Following a systematic literature review, questionnaires and focus groups were conducted with parents/ carers of children with ASD (aged 2-12 years) and a multi-professional group of staff working in specialist roles with children with additional support needs and their families (n=22).

The results of the questionnaires (n=101) informed the content of the focus group discussion. This centred around challenges and solutions related to timely access to the right visual supports and reasonable support to start and maintain their use. Focus group data were transcribed and thematic analysis undertaken.
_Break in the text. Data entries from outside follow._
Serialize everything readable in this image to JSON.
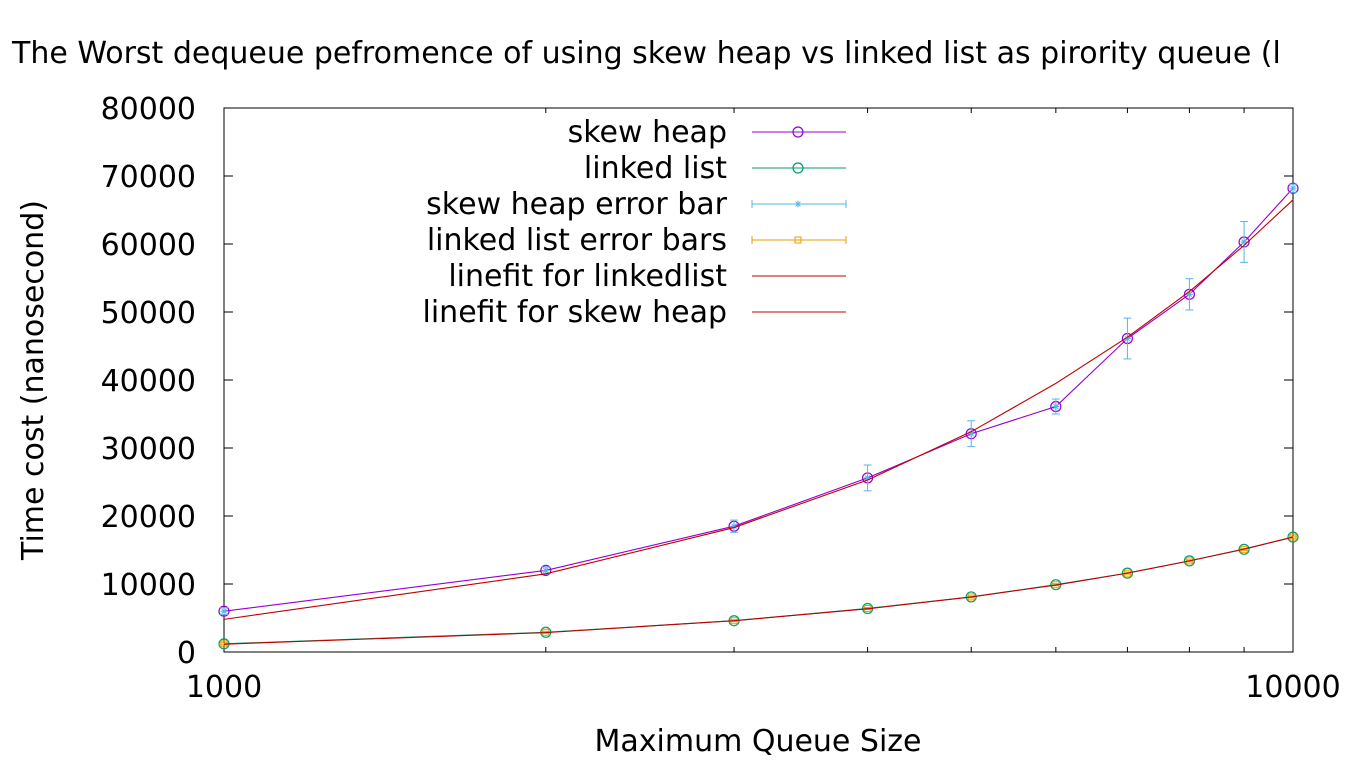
{
  "chart_data": {
    "type": "line",
    "title": "The Worst dequeue pefromence of using skew heap vs linked list as pirority queue (l",
    "xlabel": "Maximum Queue Size",
    "ylabel": "Time cost (nanosecond)",
    "x_scale": "log",
    "xlim": [
      1000,
      10000
    ],
    "ylim": [
      0,
      80000
    ],
    "x_ticks": [
      1000,
      2000,
      3000,
      4000,
      5000,
      6000,
      7000,
      8000,
      9000,
      10000
    ],
    "x_tick_labels": [
      {
        "value": 1000,
        "label": "1000"
      },
      {
        "value": 10000,
        "label": "10000"
      }
    ],
    "y_ticks": [
      {
        "value": 0,
        "label": "0"
      },
      {
        "value": 10000,
        "label": "10000"
      },
      {
        "value": 20000,
        "label": "20000"
      },
      {
        "value": 30000,
        "label": "30000"
      },
      {
        "value": 40000,
        "label": "40000"
      },
      {
        "value": 50000,
        "label": "50000"
      },
      {
        "value": 60000,
        "label": "60000"
      },
      {
        "value": 70000,
        "label": "70000"
      },
      {
        "value": 80000,
        "label": "80000"
      }
    ],
    "grid": false,
    "legend_position": "top-center",
    "x": [
      1000,
      2000,
      3000,
      4000,
      5000,
      6000,
      7000,
      8000,
      9000,
      10000
    ],
    "series": [
      {
        "name": "skew heap",
        "kind": "line-points",
        "marker": "circle",
        "color": "#9400d3",
        "values": [
          6000,
          12000,
          18500,
          25600,
          32100,
          36100,
          46100,
          52600,
          60300,
          68200
        ]
      },
      {
        "name": "linked list",
        "kind": "line-points",
        "marker": "circle",
        "color": "#009e73",
        "values": [
          1200,
          2900,
          4600,
          6400,
          8100,
          9900,
          11600,
          13400,
          15100,
          16900
        ]
      },
      {
        "name": "skew heap error bar",
        "kind": "errorbars",
        "marker": "star",
        "color": "#56b4e9",
        "values": [
          6000,
          12000,
          18500,
          25600,
          32100,
          36100,
          46100,
          52600,
          60300,
          68200
        ],
        "errors": [
          500,
          500,
          900,
          1900,
          1900,
          1100,
          3000,
          2300,
          3000,
          600
        ]
      },
      {
        "name": "linked list error bars",
        "kind": "errorbars",
        "marker": "square",
        "color": "#e69f00",
        "values": [
          1200,
          2900,
          4600,
          6400,
          8100,
          9900,
          11600,
          13400,
          15100,
          16900
        ],
        "errors": [
          150,
          150,
          150,
          150,
          150,
          150,
          150,
          150,
          150,
          150
        ]
      },
      {
        "name": "linefit for linkedlist",
        "kind": "line",
        "color": "#c00000",
        "values": [
          1150,
          2850,
          4600,
          6350,
          8100,
          9850,
          11600,
          13400,
          15150,
          16900
        ]
      },
      {
        "name": "linefit for skew heap",
        "kind": "line",
        "color": "#c00000",
        "values": [
          4800,
          11500,
          18300,
          25300,
          32400,
          39500,
          46300,
          53000,
          59800,
          66500
        ]
      }
    ]
  }
}
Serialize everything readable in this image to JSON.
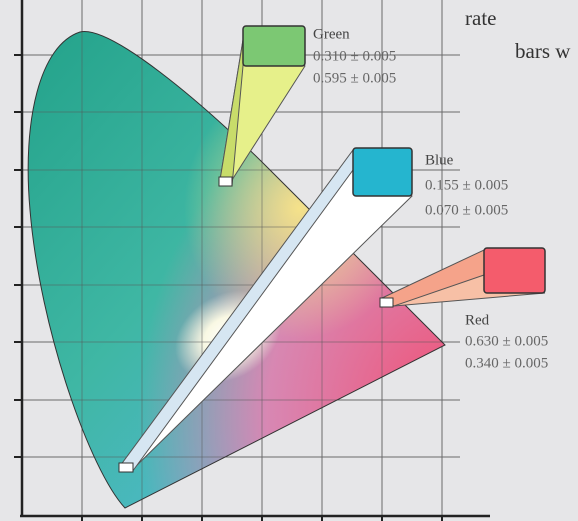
{
  "header": {
    "lines": [
      "rate",
      "bars w"
    ]
  },
  "callouts": [
    {
      "label": "Green",
      "x": "0.310 ± 0.005",
      "y": "0.595 ± 0.005"
    },
    {
      "label": "Blue",
      "x": "0.155 ± 0.005",
      "y": "0.070 ± 0.005"
    },
    {
      "label": "Red",
      "x": "0.630 ± 0.005",
      "y": "0.340 ± 0.005"
    }
  ]
}
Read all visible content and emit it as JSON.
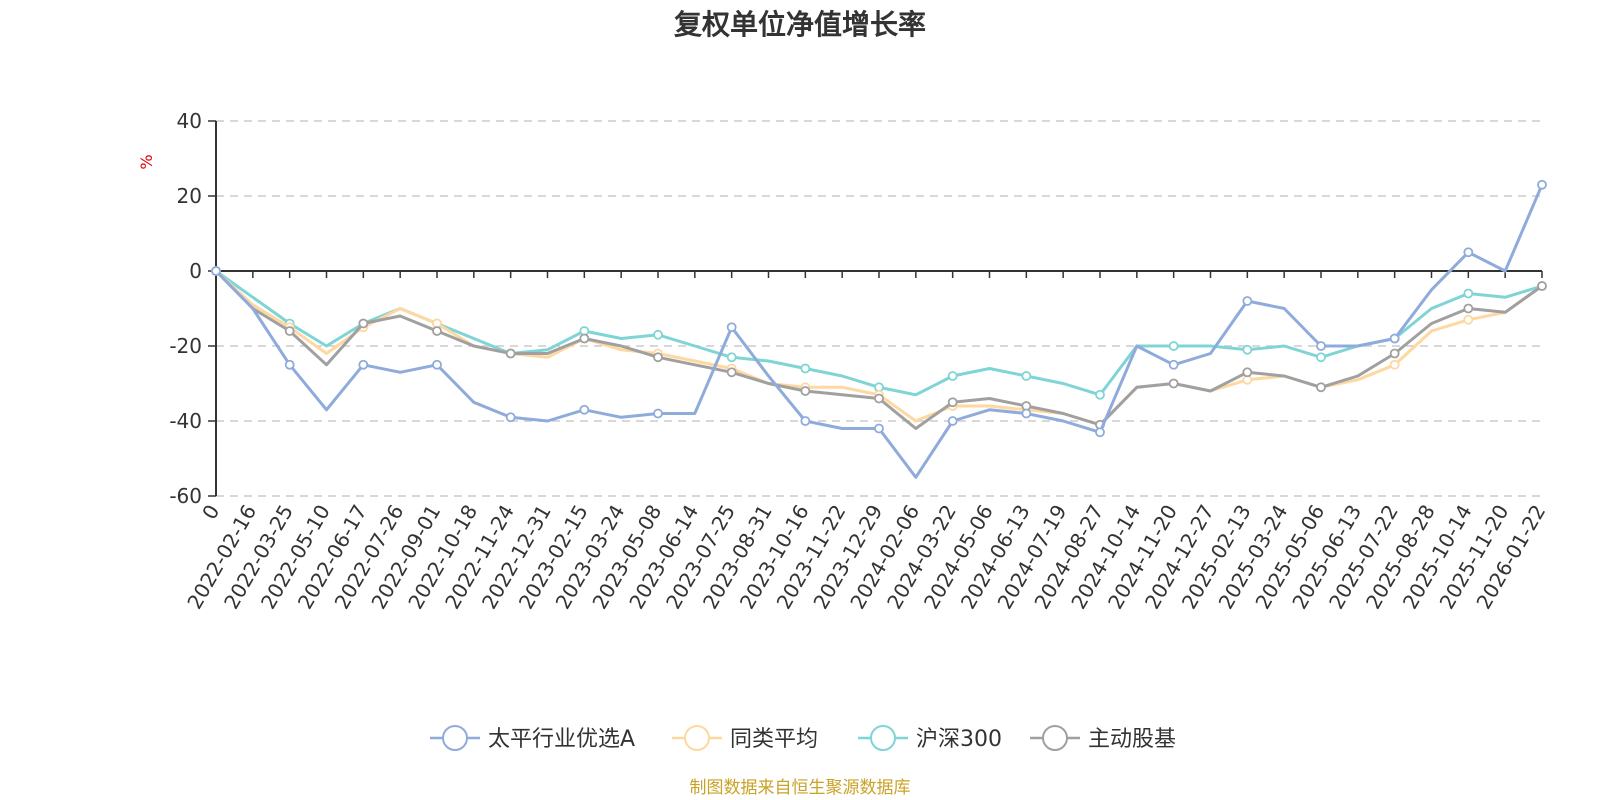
{
  "chart_data": {
    "type": "line",
    "title": "复权单位净值增长率",
    "ylabel": "%",
    "ylim": [
      -60,
      40
    ],
    "y_ticks": [
      "40",
      "20",
      "0",
      "-20",
      "-40",
      "-60"
    ],
    "y_tick_values": [
      40,
      20,
      0,
      -20,
      -40,
      -60
    ],
    "grid": true,
    "legend_position": "bottom",
    "x_tick_labels": [
      "0",
      "2022-02-16",
      "2022-03-25",
      "2022-05-10",
      "2022-06-17",
      "2022-07-26",
      "2022-09-01",
      "2022-10-18",
      "2022-11-24",
      "2022-12-31",
      "2023-02-15",
      "2023-03-24",
      "2023-05-08",
      "2023-06-14",
      "2023-07-25",
      "2023-08-31",
      "2023-10-16",
      "2023-11-22",
      "2023-12-29",
      "2024-02-06",
      "2024-03-22",
      "2024-05-06",
      "2024-06-13",
      "2024-07-19",
      "2024-08-27",
      "2024-10-14",
      "2024-11-20",
      "2024-12-27",
      "2025-02-13",
      "2025-03-24",
      "2025-05-06",
      "2025-06-13",
      "2025-07-22",
      "2025-08-28",
      "2025-10-14",
      "2025-11-20",
      "2026-01-22"
    ],
    "series": [
      {
        "name": "太平行业优选A",
        "color": "#8fabdc",
        "values": [
          0,
          -10,
          -25,
          -37,
          -25,
          -27,
          -25,
          -35,
          -39,
          -40,
          -37,
          -39,
          -38,
          -38,
          -15,
          -28,
          -40,
          -42,
          -42,
          -55,
          -40,
          -37,
          -38,
          -40,
          -43,
          -20,
          -25,
          -22,
          -8,
          -10,
          -20,
          -20,
          -18,
          -5,
          5,
          0,
          23
        ]
      },
      {
        "name": "同类平均",
        "color": "#ffd7a0",
        "values": [
          0,
          -9,
          -15,
          -22,
          -15,
          -10,
          -14,
          -20,
          -22,
          -23,
          -18,
          -21,
          -22,
          -24,
          -26,
          -30,
          -31,
          -31,
          -33,
          -40,
          -36,
          -36,
          -37,
          -38,
          -41,
          -31,
          -30,
          -32,
          -29,
          -28,
          -31,
          -29,
          -25,
          -16,
          -13,
          -11,
          -4
        ]
      },
      {
        "name": "沪深300",
        "color": "#7fd4d5",
        "values": [
          0,
          -7,
          -14,
          -20,
          -14,
          -10,
          -14,
          -18,
          -22,
          -21,
          -16,
          -18,
          -17,
          -20,
          -23,
          -24,
          -26,
          -28,
          -31,
          -33,
          -28,
          -26,
          -28,
          -30,
          -33,
          -20,
          -20,
          -20,
          -21,
          -20,
          -23,
          -20,
          -18,
          -10,
          -6,
          -7,
          -4
        ]
      },
      {
        "name": "主动股基",
        "color": "#a0a0a0",
        "values": [
          0,
          -10,
          -16,
          -25,
          -14,
          -12,
          -16,
          -20,
          -22,
          -22,
          -18,
          -20,
          -23,
          -25,
          -27,
          -30,
          -32,
          -33,
          -34,
          -42,
          -35,
          -34,
          -36,
          -38,
          -41,
          -31,
          -30,
          -32,
          -27,
          -28,
          -31,
          -28,
          -22,
          -14,
          -10,
          -11,
          -4
        ]
      }
    ]
  },
  "footer": "制图数据来自恒生聚源数据库"
}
Outcomes were used to develop resources and a model for practice, which could be easily delivered within current UK public service provision.


  1. Key themes generated between families and professionals were remarkably similar and were:
  • Participation focussed
    • Considering child’s opportunities and motivation
    • Providing supports relevant to the child within their environment
  • Knowledge and understanding
    • Information
    • Training for families and staff
  • Resources
    • Accessibility of a range of visual supports
    • Means of creating individualised resources
    • Need for a forum to discuss how to adapt to needs as they change over time
  • Support to families
    • Individualised support and planning
    • Timely support
    • Structured processes to gather information
    • Developmentally appropriate visual supports, linked to current priorities for the child and family
    • Consistency between home, school and community settings

2. Parent and Staff resources (for 3 stages of development) and a model for practice were developed and these will be available for demonstration at the conference.

3. Pilot evaluation results for 30 parents using qualitative and quantitative parent measures will be reported.


The mixed methodology provided an effective means of identifying challenges and solutions to the mismatch between provision of visual supports in home, school and community settings. Key themes generated were used to develop resources for practice, which were participation focussed; share knowledge and information; provide access to practical resources and support to families. The methodology and results from this research may be used to inform low-cost service provision in other countries.